Another company offering doctors a chance to profit from lab work for both Medicare and privately insured patients is PathOptions of Hollywood, Fla. It solicited business from Edward Coles, a gastroenterologist in New Braunfels, Texas, saying he could bill insurance companies for four times what tests cost him. A financial "snapshot" attached to the letter claimed Dr. Coles could boost revenue for his small practice by a quarter million dollars. Dr. Coles says the proposal "didn't sound kosher" and he declined to participate.

But dozens of other doctors have signed up with PathOptions, says company co-founder Daniel Karten. Mr. Karten says lawyers have reviewed the company's model to make sure it is legal.

Getting a cut of lab revenue is attractive to gastroenterologists, who specialize in stomach and intestinal diseases. One of their cash cows used to be endoscopy, in which the doctor puts a tube down the patient's throat to examine the digestive tract, but Medicare reimbursement for that procedure fell more than 50% in the five-year period ended in 2002, according to a government study.

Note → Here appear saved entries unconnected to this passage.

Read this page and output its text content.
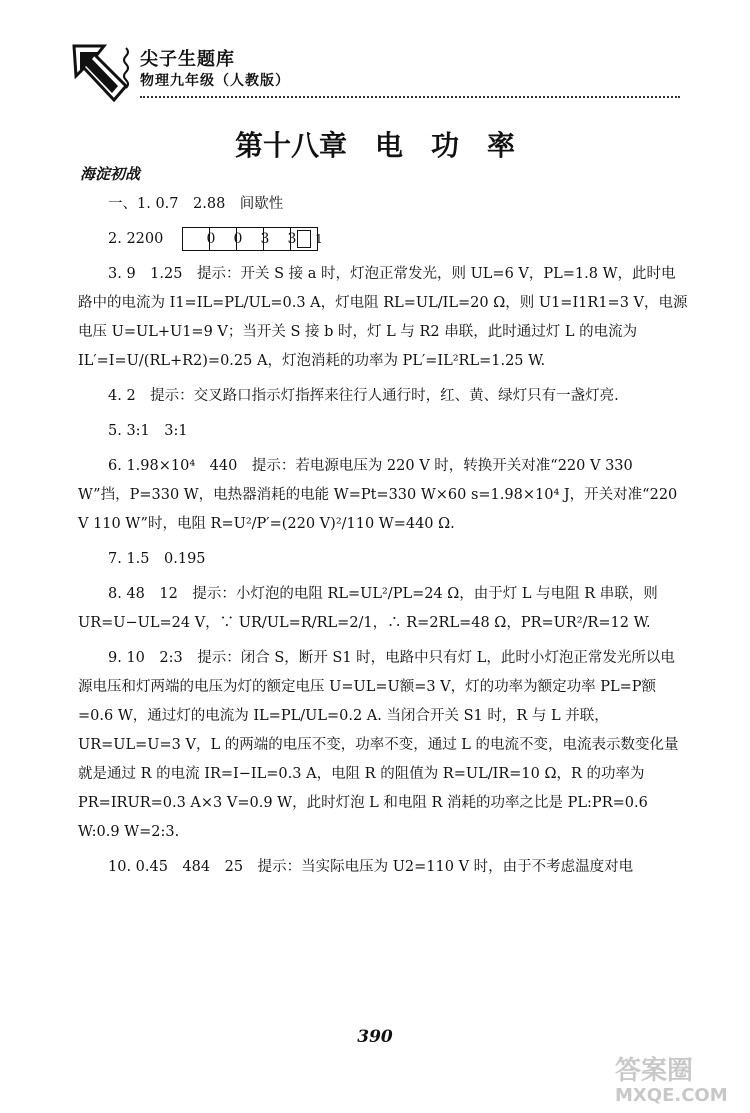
尖子生题库
物理九年级（人教版）
第十八章　电　功　率
海淀初战

一、1. 0.7　2.88　间歇性

2. 2200	0	0	3	3	1

3. 9　1.25　提示：开关 S 接 a 时，灯泡正常发光，则 UL=6 V，PL=1.8 W，此时电路中的电流为 I1=IL=PL/UL=0.3 A，灯电阻 RL=UL/IL=20 Ω，则 U1=I1R1=3 V，电源电压 U=UL+U1=9 V；当开关 S 接 b 时，灯 L 与 R2 串联，此时通过灯 L 的电流为 IL′=I=U/(RL+R2)=0.25 A，灯泡消耗的功率为 PL′=IL²RL=1.25 W.

4. 2　提示：交叉路口指示灯指挥来往行人通行时，红、黄、绿灯只有一盏灯亮.

5. 3:1　3:1

6. 1.98×10⁴　440　提示：若电源电压为 220 V 时，转换开关对准“220 V 330 W”挡，P=330 W，电热器消耗的电能 W=Pt=330 W×60 s=1.98×10⁴ J，开关对准“220 V 110 W”时，电阻 R=U²/P′=(220 V)²/110 W=440 Ω.

7. 1.5　0.195

8. 48　12　提示：小灯泡的电阻 RL=UL²/PL=24 Ω，由于灯 L 与电阻 R 串联，则 UR=U−UL=24 V，∵ UR/UL=R/RL=2/1，∴ R=2RL=48 Ω，PR=UR²/R=12 W.

9. 10　2:3　提示：闭合 S，断开 S1 时，电路中只有灯 L，此时小灯泡正常发光所以电源电压和灯两端的电压为灯的额定电压 U=UL=U额=3 V，灯的功率为额定功率 PL=P额=0.6 W，通过灯的电流为 IL=PL/UL=0.2 A. 当闭合开关 S1 时，R 与 L 并联，UR=UL=U=3 V，L 的两端的电压不变，功率不变，通过 L 的电流不变，电流表示数变化量就是通过 R 的电流 IR=I−IL=0.3 A，电阻 R 的阻值为 R=UL/IR=10 Ω，R 的功率为 PR=IRUR=0.3 A×3 V=0.9 W，此时灯泡 L 和电阻 R 消耗的功率之比是 PL:PR=0.6 W:0.9 W=2:3.

10. 0.45　484　25　提示：当实际电压为 U2=110 V 时，由于不考虑温度对电

390
答案圈
MXQE.COM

At an April 2004 seminar in Knoxville, Tenn., sponsored by the American Society for Gastrointestinal Endoscopy, gastroenterologist Bergein Overholt began with a review of reimbursement cuts before dangling some big numbers in front of the audience.

Dr. Overholt showed how his practice of 12 doctors, Gastrointestinal Associates in Knoxville, netted $643,000 by sending its lab work to GI Pathology Partners in Memphis, Tenn. According to information presented at the seminar, Dr. Overholt's group paid $52.55 to GI Pathology Partners for each biopsy the lab examined and then billed insurance companies an average of $94.55 for the work.

Dr. Overholt has presented the material at similar seminars, including some underwritten by GI Pathology Partners. He says he typically receives a $1,000 honorarium for such talks. Dr. Overholt was among those who fought a bill in Tennessee last year to ban client billing. The legislature eventually approved a watered-down measure.

In an interview, Dr. Overholt says the $643,000 figure he cited at the 2004 meeting doesn't include "significant administrative" costs in billing patients and losses from patients who don't pay. He says the profit to his practice from billing on lab work is about 10% to 20%.

GI Pathology Partners says it does work for doctors in 14 states. Pat Dean, a pathologist and lab co-founder, says his company has a "business model of focused, factory efficiency," which along with client billing has "been a real boon for us."

Some doctors who send lab work to Dr. Dean, however, eschew client billing.

"We are a little old-fashioned," says one of them, Michael Freeman of Cape Girardeau, Mo. "It's one of those ethical things. Pat is doing the work. We just assume that Pat does the billing."